说起来,我的摩托车在回家的路上开始工作不良,发动机发出虚弱的咳嗽声,我想是化油器老化导致雾化效果下降,老伙计年纪毕竟不小了。今夜应该用更隐秘、更安全的方法到达伊甸道,我开动脑筋想着,无意识地拨动遥控器切换频道。电视如同网络一样无聊,昨夜聚会讨论的话题没有任何一个出现在电视节目里,更别说那些天马行空的批评和议论。我焦躁不安地吸完整支雪茄(直到烟头烫手),到卧室衣橱里翻出一件学生时代的深蓝色连帽衫,套在身上,戴上兜帽,走到穿衣镜前。
皱皱巴巴的蓝色连帽衫上印着史蒂夫·乔布斯——一个当代年轻人可能根本不知道的过时名字——的黑白画像,衣服显得很合身,我的体重自从大学时代后就没有增加过,兜帽里浮着一张苍白的、两腮瘦削、眼袋浮肿的中年男人的脸,男人试图挤出一个微笑,配着大大的酒糟鼻,显得有些滑稽。

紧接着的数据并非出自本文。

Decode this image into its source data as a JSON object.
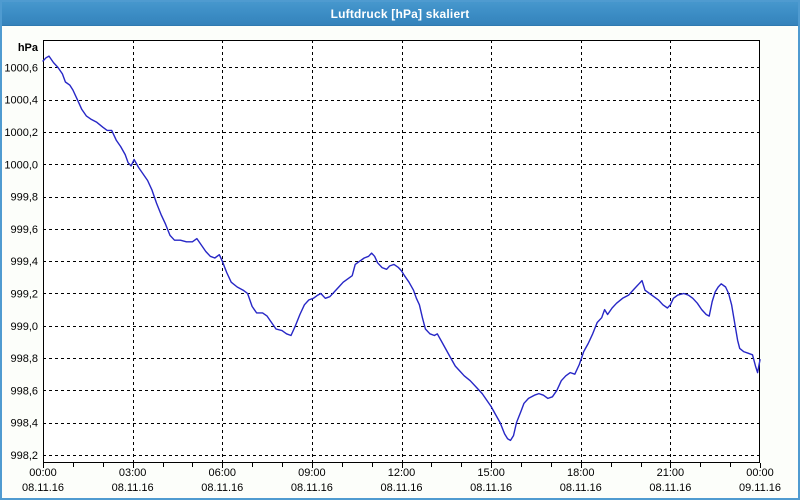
{
  "window": {
    "title": "Luftdruck [hPa] skaliert",
    "colors": {
      "titlebar_bg": "#3b8cc4",
      "titlebar_text": "#ffffff",
      "window_border": "#4f9bd0",
      "window_bg": "#fcfefa",
      "plot_bg": "#ffffff",
      "grid_color": "#000000",
      "axis_color": "#000000",
      "line_color": "#2727c6",
      "tick_text_color": "#000000"
    }
  },
  "chart_data": {
    "type": "line",
    "title": "Luftdruck [hPa] skaliert",
    "ylabel": "hPa",
    "xlabel": "",
    "grid": "dashed",
    "legend": "none",
    "ylim": [
      998.15,
      1000.77
    ],
    "xlim_hours": [
      0,
      24
    ],
    "y_ticks": [
      {
        "value": 1000.6,
        "label": "1000,6"
      },
      {
        "value": 1000.4,
        "label": "1000,4"
      },
      {
        "value": 1000.2,
        "label": "1000,2"
      },
      {
        "value": 1000.0,
        "label": "1000,0"
      },
      {
        "value": 999.8,
        "label": "999,8"
      },
      {
        "value": 999.6,
        "label": "999,6"
      },
      {
        "value": 999.4,
        "label": "999,4"
      },
      {
        "value": 999.2,
        "label": "999,2"
      },
      {
        "value": 999.0,
        "label": "999,0"
      },
      {
        "value": 998.8,
        "label": "998,8"
      },
      {
        "value": 998.6,
        "label": "998,6"
      },
      {
        "value": 998.4,
        "label": "998,4"
      },
      {
        "value": 998.2,
        "label": "998,2"
      }
    ],
    "x_ticks": [
      {
        "hour": 0,
        "time": "00:00",
        "date": "08.11.16"
      },
      {
        "hour": 3,
        "time": "03:00",
        "date": "08.11.16"
      },
      {
        "hour": 6,
        "time": "06:00",
        "date": "08.11.16"
      },
      {
        "hour": 9,
        "time": "09:00",
        "date": "08.11.16"
      },
      {
        "hour": 12,
        "time": "12:00",
        "date": "08.11.16"
      },
      {
        "hour": 15,
        "time": "15:00",
        "date": "08.11.16"
      },
      {
        "hour": 18,
        "time": "18:00",
        "date": "08.11.16"
      },
      {
        "hour": 21,
        "time": "21:00",
        "date": "08.11.16"
      },
      {
        "hour": 24,
        "time": "00:00",
        "date": "09.11.16"
      }
    ],
    "minor_tick_every_hours": 1,
    "series": [
      {
        "name": "Luftdruck",
        "unit": "hPa",
        "color": "#2727c6",
        "points": [
          [
            0,
            1000.64
          ],
          [
            0.1,
            1000.66
          ],
          [
            0.2,
            1000.67
          ],
          [
            0.35,
            1000.63
          ],
          [
            0.5,
            1000.6
          ],
          [
            0.65,
            1000.56
          ],
          [
            0.75,
            1000.51
          ],
          [
            0.9,
            1000.49
          ],
          [
            1.0,
            1000.46
          ],
          [
            1.15,
            1000.4
          ],
          [
            1.3,
            1000.34
          ],
          [
            1.45,
            1000.3
          ],
          [
            1.6,
            1000.28
          ],
          [
            1.8,
            1000.26
          ],
          [
            2.0,
            1000.23
          ],
          [
            2.15,
            1000.21
          ],
          [
            2.3,
            1000.21
          ],
          [
            2.45,
            1000.15
          ],
          [
            2.6,
            1000.11
          ],
          [
            2.75,
            1000.06
          ],
          [
            2.85,
            1000.01
          ],
          [
            2.95,
            999.99
          ],
          [
            3.05,
            1000.03
          ],
          [
            3.2,
            999.98
          ],
          [
            3.35,
            999.94
          ],
          [
            3.5,
            999.9
          ],
          [
            3.65,
            999.84
          ],
          [
            3.8,
            999.76
          ],
          [
            3.95,
            999.69
          ],
          [
            4.1,
            999.63
          ],
          [
            4.25,
            999.56
          ],
          [
            4.4,
            999.53
          ],
          [
            4.6,
            999.53
          ],
          [
            4.8,
            999.52
          ],
          [
            5.0,
            999.52
          ],
          [
            5.15,
            999.54
          ],
          [
            5.3,
            999.5
          ],
          [
            5.45,
            999.46
          ],
          [
            5.6,
            999.43
          ],
          [
            5.75,
            999.42
          ],
          [
            5.9,
            999.44
          ],
          [
            6.0,
            999.4
          ],
          [
            6.15,
            999.33
          ],
          [
            6.3,
            999.27
          ],
          [
            6.5,
            999.24
          ],
          [
            6.7,
            999.22
          ],
          [
            6.85,
            999.2
          ],
          [
            7.0,
            999.12
          ],
          [
            7.15,
            999.08
          ],
          [
            7.35,
            999.08
          ],
          [
            7.5,
            999.06
          ],
          [
            7.65,
            999.02
          ],
          [
            7.8,
            998.98
          ],
          [
            8.0,
            998.97
          ],
          [
            8.15,
            998.95
          ],
          [
            8.3,
            998.94
          ],
          [
            8.45,
            999.0
          ],
          [
            8.6,
            999.07
          ],
          [
            8.75,
            999.13
          ],
          [
            8.9,
            999.16
          ],
          [
            9.05,
            999.17
          ],
          [
            9.2,
            999.19
          ],
          [
            9.3,
            999.2
          ],
          [
            9.45,
            999.17
          ],
          [
            9.6,
            999.18
          ],
          [
            9.75,
            999.21
          ],
          [
            9.9,
            999.24
          ],
          [
            10.05,
            999.27
          ],
          [
            10.2,
            999.29
          ],
          [
            10.35,
            999.31
          ],
          [
            10.45,
            999.38
          ],
          [
            10.6,
            999.4
          ],
          [
            10.75,
            999.42
          ],
          [
            10.9,
            999.43
          ],
          [
            11.0,
            999.45
          ],
          [
            11.1,
            999.43
          ],
          [
            11.2,
            999.39
          ],
          [
            11.35,
            999.36
          ],
          [
            11.5,
            999.35
          ],
          [
            11.6,
            999.37
          ],
          [
            11.75,
            999.38
          ],
          [
            11.9,
            999.36
          ],
          [
            12.0,
            999.34
          ],
          [
            12.1,
            999.31
          ],
          [
            12.25,
            999.27
          ],
          [
            12.4,
            999.22
          ],
          [
            12.5,
            999.17
          ],
          [
            12.6,
            999.13
          ],
          [
            12.7,
            999.05
          ],
          [
            12.8,
            998.98
          ],
          [
            12.95,
            998.95
          ],
          [
            13.1,
            998.94
          ],
          [
            13.2,
            998.95
          ],
          [
            13.35,
            998.9
          ],
          [
            13.5,
            998.85
          ],
          [
            13.65,
            998.8
          ],
          [
            13.8,
            998.75
          ],
          [
            13.95,
            998.72
          ],
          [
            14.1,
            998.69
          ],
          [
            14.3,
            998.66
          ],
          [
            14.5,
            998.62
          ],
          [
            14.7,
            998.58
          ],
          [
            14.85,
            998.54
          ],
          [
            15.0,
            998.5
          ],
          [
            15.15,
            998.45
          ],
          [
            15.3,
            998.4
          ],
          [
            15.45,
            998.33
          ],
          [
            15.55,
            998.3
          ],
          [
            15.65,
            998.29
          ],
          [
            15.75,
            998.32
          ],
          [
            15.85,
            998.4
          ],
          [
            16.0,
            998.47
          ],
          [
            16.1,
            998.52
          ],
          [
            16.25,
            998.55
          ],
          [
            16.45,
            998.57
          ],
          [
            16.6,
            998.58
          ],
          [
            16.75,
            998.57
          ],
          [
            16.9,
            998.55
          ],
          [
            17.05,
            998.56
          ],
          [
            17.2,
            998.6
          ],
          [
            17.35,
            998.66
          ],
          [
            17.5,
            998.69
          ],
          [
            17.65,
            998.71
          ],
          [
            17.8,
            998.7
          ],
          [
            17.95,
            998.76
          ],
          [
            18.1,
            998.84
          ],
          [
            18.25,
            998.89
          ],
          [
            18.4,
            998.95
          ],
          [
            18.55,
            999.02
          ],
          [
            18.7,
            999.05
          ],
          [
            18.8,
            999.1
          ],
          [
            18.9,
            999.07
          ],
          [
            19.05,
            999.11
          ],
          [
            19.2,
            999.14
          ],
          [
            19.4,
            999.17
          ],
          [
            19.6,
            999.19
          ],
          [
            19.8,
            999.23
          ],
          [
            19.95,
            999.26
          ],
          [
            20.05,
            999.28
          ],
          [
            20.15,
            999.22
          ],
          [
            20.3,
            999.2
          ],
          [
            20.45,
            999.18
          ],
          [
            20.6,
            999.16
          ],
          [
            20.75,
            999.13
          ],
          [
            20.9,
            999.11
          ],
          [
            21.0,
            999.13
          ],
          [
            21.1,
            999.17
          ],
          [
            21.25,
            999.19
          ],
          [
            21.45,
            999.2
          ],
          [
            21.6,
            999.19
          ],
          [
            21.75,
            999.17
          ],
          [
            21.9,
            999.14
          ],
          [
            22.05,
            999.1
          ],
          [
            22.2,
            999.07
          ],
          [
            22.3,
            999.06
          ],
          [
            22.4,
            999.15
          ],
          [
            22.5,
            999.21
          ],
          [
            22.6,
            999.24
          ],
          [
            22.7,
            999.26
          ],
          [
            22.85,
            999.24
          ],
          [
            22.95,
            999.2
          ],
          [
            23.05,
            999.13
          ],
          [
            23.15,
            999.02
          ],
          [
            23.25,
            998.91
          ],
          [
            23.32,
            998.86
          ],
          [
            23.45,
            998.84
          ],
          [
            23.6,
            998.83
          ],
          [
            23.75,
            998.82
          ],
          [
            23.85,
            998.75
          ],
          [
            23.92,
            998.71
          ],
          [
            24.0,
            998.79
          ]
        ]
      }
    ]
  }
}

所以我才如此想念手指聊天聚会。在一片漆黑里,谁也不用看见谁不讨人喜欢的脸庞,有的只是手指的触感和书写思想。我想着,掀开兜帽,把头发仔细地向右边梳,怎样也掩不住半秃的天灵盖。
天色终于暗下来,我把奶酪放在饼干上叠成高高的摞,压紧后送入烤箱,又开了一瓶啤酒,当作简易晚餐。奶酪在胃里燃烧,我怎么也压抑不住内心的悸动,穿着连帽衫在起居室里走来走去,这时电视新闻播出一个穷极无聊的家伙举着硕大的标语牌在市政府门前抗议,现场围观者很多,但似乎没人参与到他发起的示威中来。我想我在人群中看到一两个穿着黑色连帽衫的身影。是他们吗?我丢下遥控器,扣上兜帽。决定出去看看。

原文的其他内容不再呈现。